Resource for Grades 4-8

WNET: Nature
Life in the Water Supply

Media Type:
Video

Running Time: 3m 20s
Size: 21.0 MB

or


Source: Nature: "Springs Eternal: Florida's Fountain of Youth"

Learn more about the Nature film "Springs Eternal: Florida's Fountain of Youth."

Resource Produced by:

WNET

Collection Developed by:

WNET

Collection Credits

Collection Funded by:

Booth Ferris Foundation

In this video from Nature, a team of scientists dives into one Florida town’s water supply, in a series of caves nearly 150 feet below the bedrock of the town itself. They have found life there, living in near darkness with no apparent source of food or energy to create food. On further exploration, they observe a bacteria living on a horizon between fresh and salt water that serves as the basis for all life in the cave.

open Discussion Questions

  • Where do you think your drinking water comes from?
  • Describe the species in the Florida water supply. What makes it possible for them to survive there?
  • What is one indication that the water quality, in the aquifer, is high?

open Transcript

Narrator: The divers started in the ocean, but they are now within solid bedrock, one hundred fifty feet beneath someone's living room.

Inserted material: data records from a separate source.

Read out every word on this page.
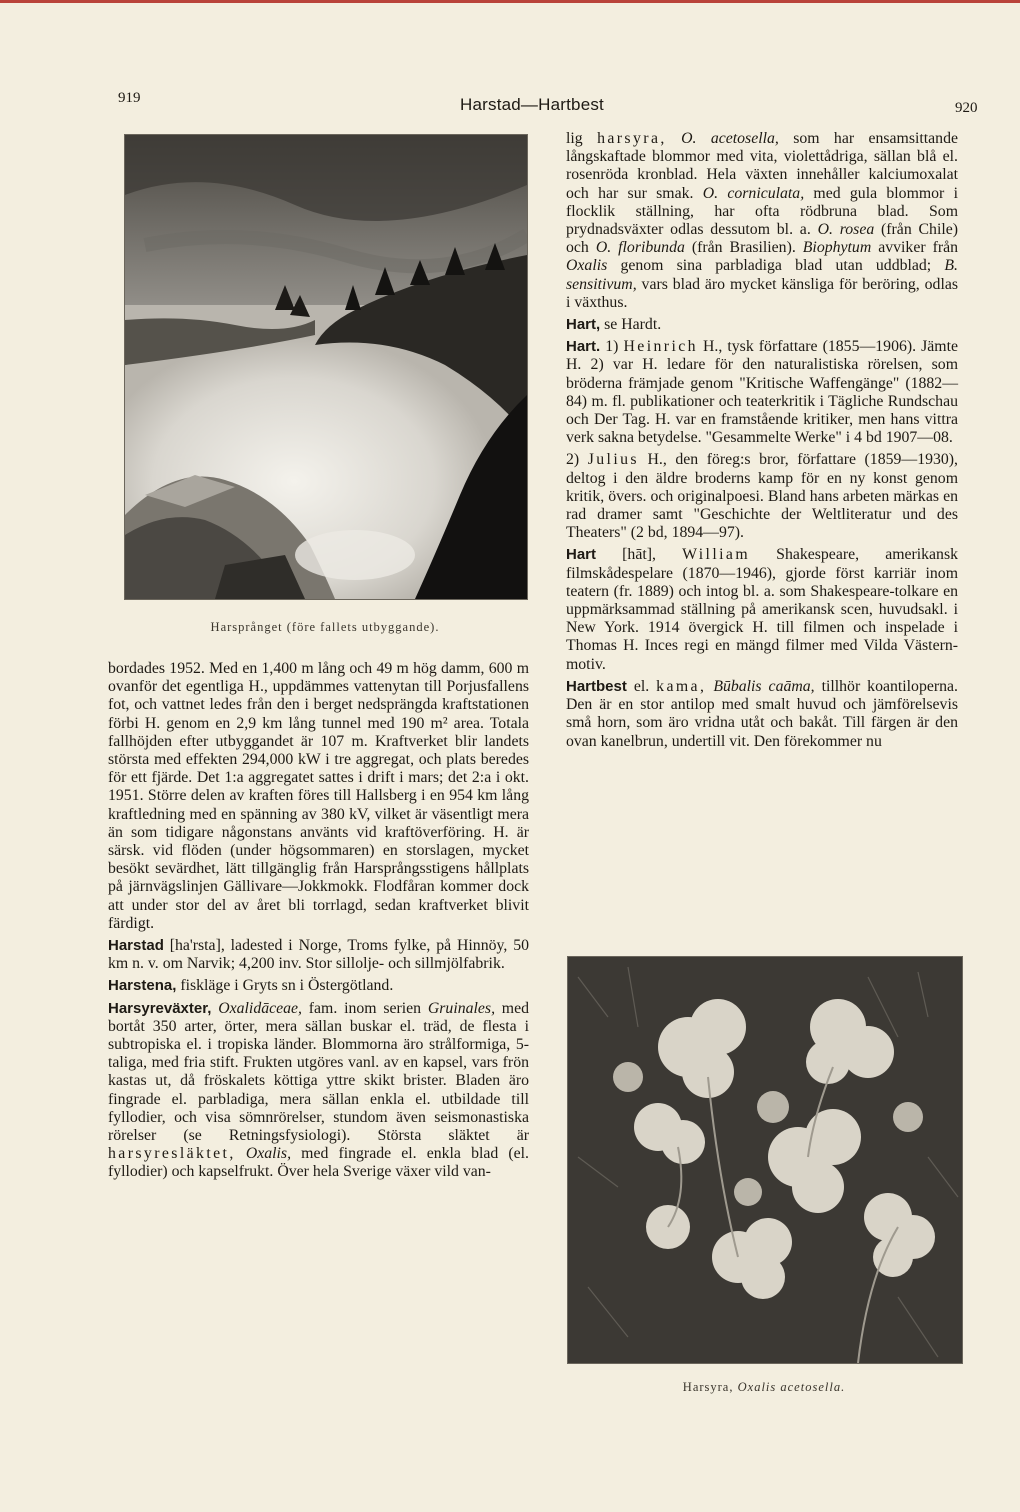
919	Harstad—Hartbest	920
Harsprånget (före fallets utbyggande).

bordades 1952. Med en 1,400 m lång och 49 m hög damm, 600 m ovanför det egentliga H., uppdämmes vattenytan till Porjusfallens fot, och vattnet ledes från den i berget nedsprängda kraftstationen förbi H. genom en 2,9 km lång tunnel med 190 m² area. Totala fallhöjden efter utbyggandet är 107 m. Kraftverket blir landets största med effekten 294,000 kW i tre aggregat, och plats beredes för ett fjärde. Det 1:a aggregatet sattes i drift i mars; det 2:a i okt. 1951. Större delen av kraften föres till Hallsberg i en 954 km lång kraftledning med en spänning av 380 kV, vilket är väsentligt mera än som tidigare någonstans använts vid kraftöverföring. H. är särsk. vid flöden (under högsommaren) en storslagen, mycket besökt sevärdhet, lätt tillgänglig från Harsprångsstigens hållplats på järnvägslinjen Gällivare—Jokkmokk. Flodfåran kommer dock att under stor del av året bli torrlagd, sedan kraftverket blivit färdigt.

Harstad [ha'rsta], ladested i Norge, Troms fylke, på Hinnöy, 50 km n. v. om Narvik; 4,200 inv. Stor sillolje- och sillmjölfabrik.

Harstena, fiskläge i Gryts sn i Östergötland.

Harsyreväxter, Oxalidāceae, fam. inom serien Gruinales, med bortåt 350 arter, örter, mera sällan buskar el. träd, de flesta i subtropiska el. i tropiska länder. Blommorna äro strålformiga, 5-taliga, med fria stift. Frukten utgöres vanl. av en kapsel, vars frön kastas ut, då fröskalets köttiga yttre skikt brister. Bladen äro fingrade el. parbladiga, mera sällan enkla el. utbildade till fyllodier, och visa sömnrörelser, stundom även seismonastiska rörelser (se Retningsfysiologi). Största släktet är harsyresläktet, Oxalis, med fingrade el. enkla blad (el. fyllodier) och kapselfrukt. Över hela Sverige växer vild van-

lig harsyra, O. acetosella, som har ensamsittande långskaftade blommor med vita, violettådriga, sällan blå el. rosenröda kronblad. Hela växten innehåller kalciumoxalat och har sur smak. O. corniculata, med gula blommor i flocklik ställning, har ofta rödbruna blad. Som prydnadsväxter odlas dessutom bl. a. O. rosea (från Chile) och O. floribunda (från Brasilien). Biophytum avviker från Oxalis genom sina parbladiga blad utan uddblad; B. sensitivum, vars blad äro mycket känsliga för beröring, odlas i växthus.

Hart, se Hardt.

Hart. 1) Heinrich H., tysk författare (1855—1906). Jämte H. 2) var H. ledare för den naturalistiska rörelsen, som bröderna främjade genom "Kritische Waffengänge" (1882—84) m. fl. publikationer och teaterkritik i Tägliche Rundschau och Der Tag. H. var en framstående kritiker, men hans vittra verk sakna betydelse. "Gesammelte Werke" i 4 bd 1907—08.

2) Julius H., den föreg:s bror, författare (1859—1930), deltog i den äldre broderns kamp för en ny konst genom kritik, övers. och originalpoesi. Bland hans arbeten märkas en rad dramer samt "Geschichte der Weltliteratur und des Theaters" (2 bd, 1894—97).

Hart [hāt], William Shakespeare, amerikansk filmskådespelare (1870—1946), gjorde först karriär inom teatern (fr. 1889) och intog bl. a. som Shakespeare-tolkare en uppmärksammad ställning på amerikansk scen, huvudsakl. i New York. 1914 övergick H. till filmen och inspelade i Thomas H. Inces regi en mängd filmer med Vilda Västern-motiv.

Hartbest el. kama, Būbalis caāma, tillhör koantiloperna. Den är en stor antilop med smalt huvud och jämförelsevis små horn, som äro vridna utåt och bakåt. Till färgen är den ovan kanelbrun, undertill vit. Den förekommer nu

Harsyra, Oxalis acetosella.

They are now swimming in the water supply for the town above. Here they find, as they had hoped, life in the pitch darkness. These are hydroids, small filter-feeding organisms: a species entirely new to science.

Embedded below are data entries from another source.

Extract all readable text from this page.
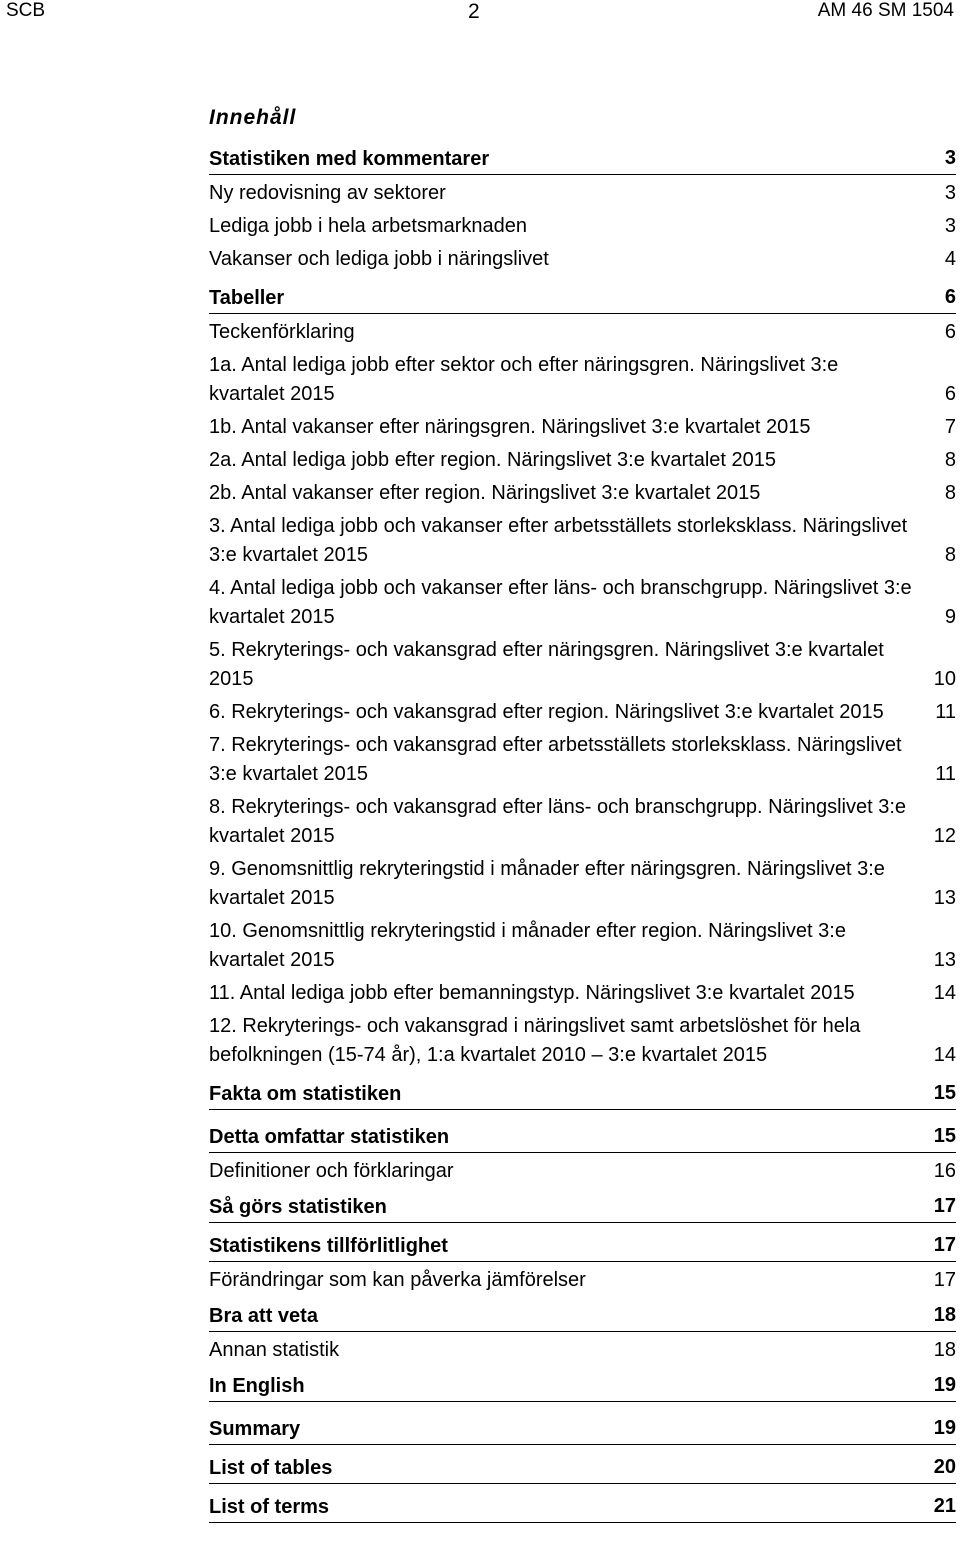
SCB	2	AM 46 SM 1504
Innehåll
Statistiken med kommentarer	3
Ny redovisning av sektorer	3
Lediga jobb i hela arbetsmarknaden	3
Vakanser och lediga jobb i näringslivet	4
Tabeller	6
Teckenförklaring	6
1a. Antal lediga jobb efter sektor och efter näringsgren. Näringslivet 3:e kvartalet 2015	6
1b. Antal vakanser efter näringsgren. Näringslivet 3:e kvartalet 2015	7
2a. Antal lediga jobb efter region. Näringslivet 3:e kvartalet 2015	8
2b. Antal vakanser efter region. Näringslivet 3:e kvartalet 2015	8
3. Antal lediga jobb och vakanser efter arbetsställets storleksklass. Näringslivet 3:e kvartalet 2015	8
4. Antal lediga jobb och vakanser efter läns- och branschgrupp. Näringslivet 3:e kvartalet 2015	9
5. Rekryterings- och vakansgrad efter näringsgren. Näringslivet 3:e kvartalet 2015	10
6. Rekryterings- och vakansgrad efter region. Näringslivet 3:e kvartalet 2015	11
7. Rekryterings- och vakansgrad efter arbetsställets storleksklass. Näringslivet 3:e kvartalet 2015	11
8. Rekryterings- och vakansgrad efter läns- och branschgrupp. Näringslivet 3:e kvartalet 2015	12
9. Genomsnittlig rekryteringstid i månader efter näringsgren. Näringslivet 3:e kvartalet 2015	13
10. Genomsnittlig rekryteringstid i månader efter region. Näringslivet 3:e kvartalet 2015	13
11. Antal lediga jobb efter bemanningstyp. Näringslivet 3:e kvartalet 2015	14
12. Rekryterings- och vakansgrad i näringslivet samt arbetslöshet för hela befolkningen (15-74 år), 1:a kvartalet 2010 – 3:e kvartalet 2015	14
Fakta om statistiken	15
Detta omfattar statistiken	15
Definitioner och förklaringar	16
Så görs statistiken	17
Statistikens tillförlitlighet	17
Förändringar som kan påverka jämförelser	17
Bra att veta	18
Annan statistik	18
In English	19
Summary	19
List of tables	20
List of terms	21
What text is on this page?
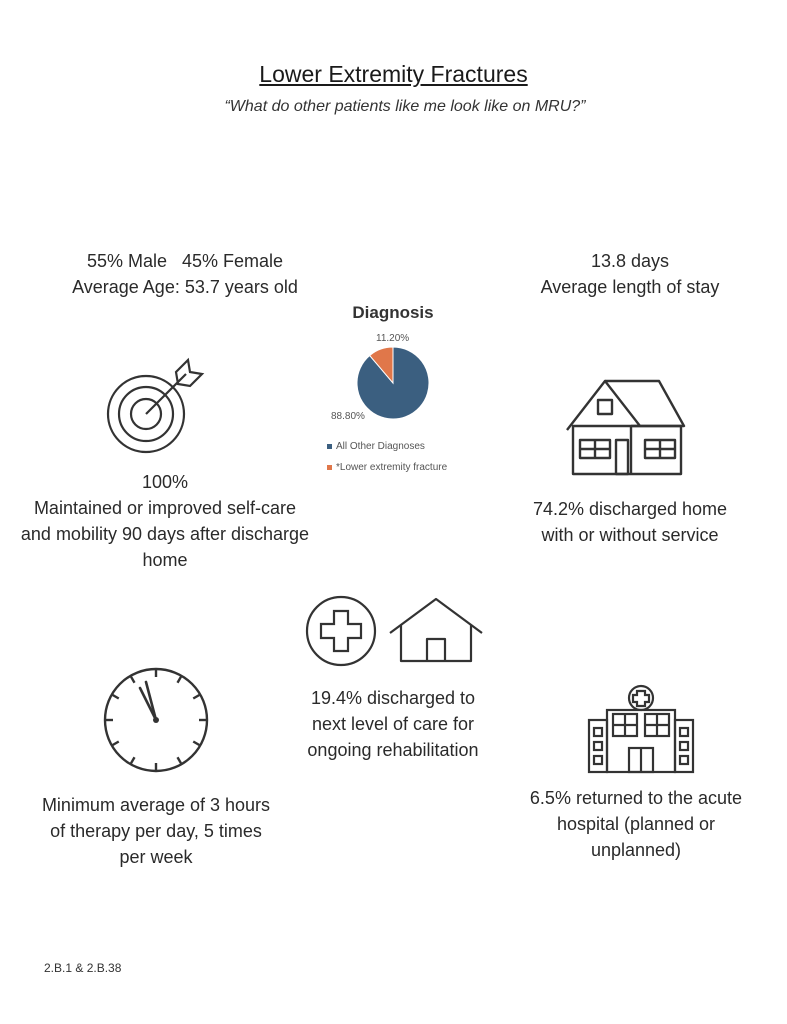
Lower Extremity Fractures
“What do other patients like me look like on MRU?”
55% Male   45% Female
Average Age: 53.7 years old
13.8 days
Average length of stay
Diagnosis
11.20%
88.80%
All Other Diagnoses
*Lower extremity fracture
100%
Maintained or improved self-care and mobility 90 days after discharge home
74.2% discharged home with or without service
19.4% discharged to next level of care for ongoing rehabilitation
Minimum average of 3 hours of therapy per day, 5 times per week
6.5% returned to the acute hospital (planned or unplanned)
2.B.1 & 2.B.38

Around the hydroids are mussels. Neither of them are found in the springs above. Both are anchored to the rock and live on food that drifts by. But there is no apparent sign of food and no energy to create it. In almost every living system the sun provides fuel for all life - but there is no sunlight here. How are these organisms kept alive?

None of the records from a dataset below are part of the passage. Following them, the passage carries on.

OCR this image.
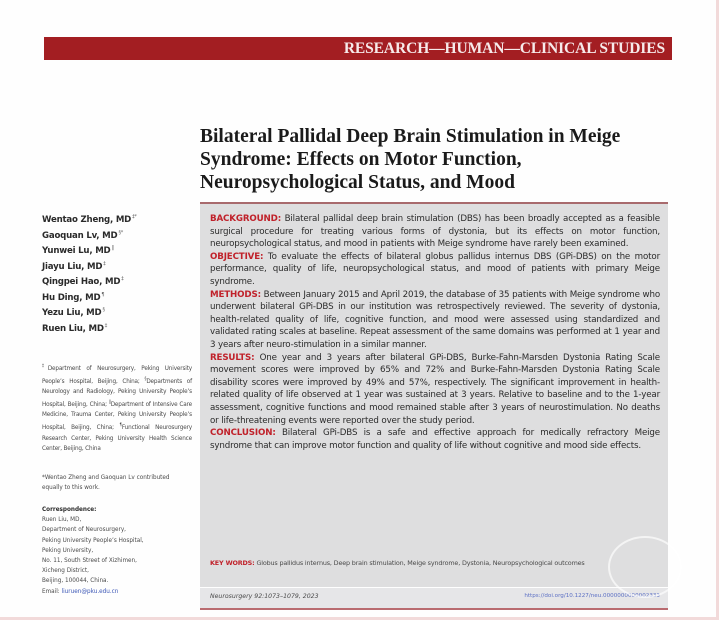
RESEARCH—HUMAN—CLINICAL STUDIES
Bilateral Pallidal Deep Brain Stimulation in Meige Syndrome: Effects on Motor Function, Neuropsychological Status, and Mood
Wentao Zheng, MD‡*
Gaoquan Lv, MD§*
Yunwei Lu, MD‖
Jiayu Liu, MD‡
Qingpei Hao, MD‡
Hu Ding, MD¶
Yezu Liu, MD§
Ruen Liu, MD‡
‡Department of Neurosurgery, Peking University People’s Hospital, Beijing, China; §Departments of Neurology and Radiology, Peking University People’s Hospital, Beijing, China; ‖Department of Intensive Care Medicine, Trauma Center, Peking University People’s Hospital, Beijing, China; ¶Functional Neurosurgery Research Center, Peking University Health Science Center, Beijing, China
*Wentao Zheng and Gaoquan Lv contributed equally to this work.
Correspondence:
Ruen Liu, MD,
Department of Neurosurgery,
Peking University People’s Hospital,
Peking University,
No. 11, South Street of Xizhimen,
Xicheng District,
Beijing, 100044, China.
Email: liuruen@pku.edu.cn

BACKGROUND: Bilateral pallidal deep brain stimulation (DBS) has been broadly accepted as a feasible surgical procedure for treating various forms of dystonia, but its effects on motor function, neuropsychological status, and mood in patients with Meige syndrome have rarely been examined.

OBJECTIVE: To evaluate the effects of bilateral globus pallidus internus DBS (GPi-DBS) on the motor performance, quality of life, neuropsychological status, and mood of patients with primary Meige syndrome.

METHODS: Between January 2015 and April 2019, the database of 35 patients with Meige syndrome who underwent bilateral GPi-DBS in our institution was retrospectively reviewed. The severity of dystonia, health-related quality of life, cognitive function, and mood were assessed using standardized and validated rating scales at baseline. Repeat assessment of the same domains was performed at 1 year and 3 years after neuro-stimulation in a similar manner.

RESULTS: One year and 3 years after bilateral GPi-DBS, Burke-Fahn-Marsden Dystonia Rating Scale movement scores were improved by 65% and 72% and Burke-Fahn-Marsden Dystonia Rating Scale disability scores were improved by 49% and 57%, respectively. The significant improvement in health-related quality of life observed at 1 year was sustained at 3 years. Relative to baseline and to the 1-year assessment, cognitive functions and mood remained stable after 3 years of neurostimulation. No deaths or life-threatening events were reported over the study period.

CONCLUSION: Bilateral GPi-DBS is a safe and effective approach for medically refractory Meige syndrome that can improve motor function and quality of life without cognitive and mood side effects.

KEY WORDS: Globus pallidus internus, Deep brain stimulation, Meige syndrome, Dystonia, Neuropsychological outcomes
Neurosurgery 92:1073–1079, 2023	https://doi.org/10.1227/neu.0000000000002333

With such exciting discoveries, the team decides to press on. But time--and air--are finite. Their air is consumed quickly at this depth and each minute they stay will increase the time they must spend decompressing before they can leave the water. The slightest turbulence stirs up sediment - which can render visibility from hundreds of feet to nearly zero.

Then, three thousand feet into the springs, they make an extraordinary discovery - a strange layer of water.

The layer below is saltwater, but clear, fresh water flows above. Where the layers meet, there is a thin cloudy substance that they have never seen before.

Later analysis reveals it to be bacteria. It lives on a microscopic horizon between fresh and salt water. It is this bacteria which provides the basis for all life in the cave. The bacteria metabolizes sulfur from the water, and multiplies. In turn, the bacteria becomes food for the mussels and hydroids downstream. In this cave, lowly bacteria takes the place of sunlight and starts the chain of life.

The divers christen the cave of their discovery "the Dragon's Lair," in honor of its unique, smoky resident.

It's a shock to realize that there is so much life within the town's water supply. But it's probably an indicator of healthy water. If the life here vanishes, maybe then we should worry about the quality of our drinking water.